Guess what? I’m an auntie!
My “little” brother and sister-in-law had a baby girl last week, so I am officially an aunt for the first time. He’s my only sibling, and there are none on Groom-boy’s side, so this is exciting stuff – a first niece for Groom-boy and a first cousin for Boychild and Girlchild, too!
Being an aunt is going to be pretty cool. I suspect it’s a little like training for grandmotherhood – you get to play with the baby for periods of time and can hand her back at the end.
Being in the midst of a brand-new baby has conjured up a lot of memories and I have been finding it tricky to keep my volumes of information in check. If there’s one thing a new baby is guaranteed to produce (aside from full diapers, spit-up and sleep deprivation), it’s baby stories.
In my own little world, I figure carrying a child for nine months (twice) and then helping it into the world (twice) still rank as the most important things I have ever done. Nothing has ever come close to that overwhelming feeling of seeing my baby for the first time after a heck of a lot of hard work.

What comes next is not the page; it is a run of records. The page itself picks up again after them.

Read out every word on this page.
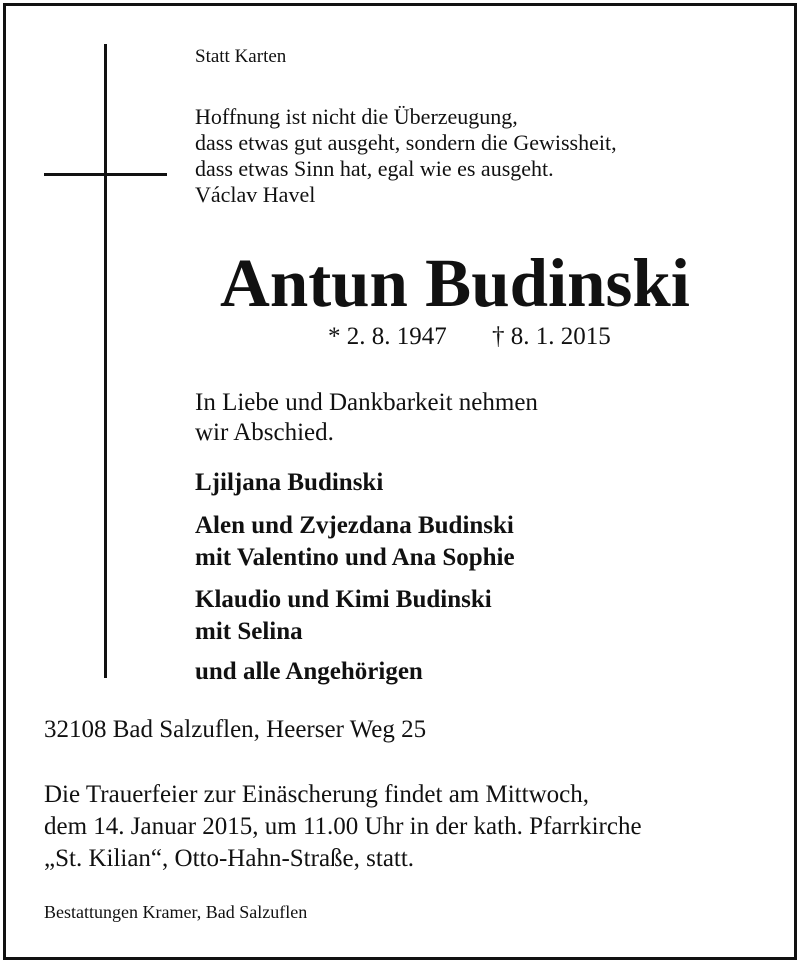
Statt Karten
Hoffnung ist nicht die Überzeugung,
dass etwas gut ausgeht, sondern die Gewissheit,
dass etwas Sinn hat, egal wie es ausgeht.
Václav Havel
Antun Budinski
* 2. 8. 1947 † 8. 1. 2015
In Liebe und Dankbarkeit nehmen
wir Abschied.
Ljiljana Budinski
Alen und Zvjezdana Budinski
mit Valentino und Ana Sophie
Klaudio und Kimi Budinski
mit Selina
und alle Angehörigen
32108 Bad Salzuflen, Heerser Weg 25
Die Trauerfeier zur Einäscherung findet am Mittwoch,
dem 14. Januar 2015, um 11.00 Uhr in der kath. Pfarrkirche
„St. Kilian“, Otto-Hahn-Straße, statt.
Bestattungen Kramer, Bad Salzuflen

Naturally, since this is such a big job it stands to reason mamas are going to retain all sorts of memories about the occasion and about child rearing in general. I should note that an equal amount of information gets sucked away thanks to things like sleep deprivation and rampant hormones. To this day I believe my brain is too full of odds and ends and that a piece of old information has to fall out of one ear to make room for details coming in the other.
Anyway, it seems everyone has an opinion about how to raise children, whether they have children or not. There’s nothing wrong with that, except that actually having a newborn is a bit of a shock to the system the first time and it’s really easy for new moms and dads to be overwhelmed by information.
I hear myself doing it to my brother and sister-in-law. I throw random tidbits of information at them about ways to help a fussy baby (even though theirs isn’t fussy) or products I used and liked or foods I found disagreed with my kids or how to put such-and-such together and on and on. And yet if I thought about it for a moment, I’d realize two things: 1. In all likelihood my brother and sister-in-law are too tired to remember what day it is let alone the intricacies of assembling a bouncy seat; 2. Usually it’s better to be asked for advice than to offer it every time one opens one’s mouth.
It took me a while to realize it when Boychild was a baby, but one of the most important parts about raising a kid is following your instincts. Many times I wandered down a path that didn’t feel quite right because an experienced mama told me it was a good idea. We’re all born with instincts, but sometimes we forget to use them.
Besides, sometimes we just have to figure things out by trial and error. We tend to know our own children best, and since every kid is different what worked for one might not work for another. That said it sure is nice to have experienced moms and dads to ask. Sharing information is a huge part of parenting – it’s the whole “it takes a village to raise a child” thing. And I’m fairly certain any mom or dad would be delighted to share tips if asked. (I’m ready!)
After all this preaching, though, I can’t resist offering one more piece of advice, especially since nine years after my first child was born I am STILL griping about sleep deprivation. So here it is – the oft-repeated but seldom-followed mantra: Sleep when the baby sleeps. Seriously. Do it. Your house might be dirty, your dishes won’t get done and your laundry will be wrinkled, but life looks so much better if you can get some rest. Do it now – newborns are the perfect excuse for napping!
Congrats, Doug and Krista, and welcome to beautiful little Ainsley!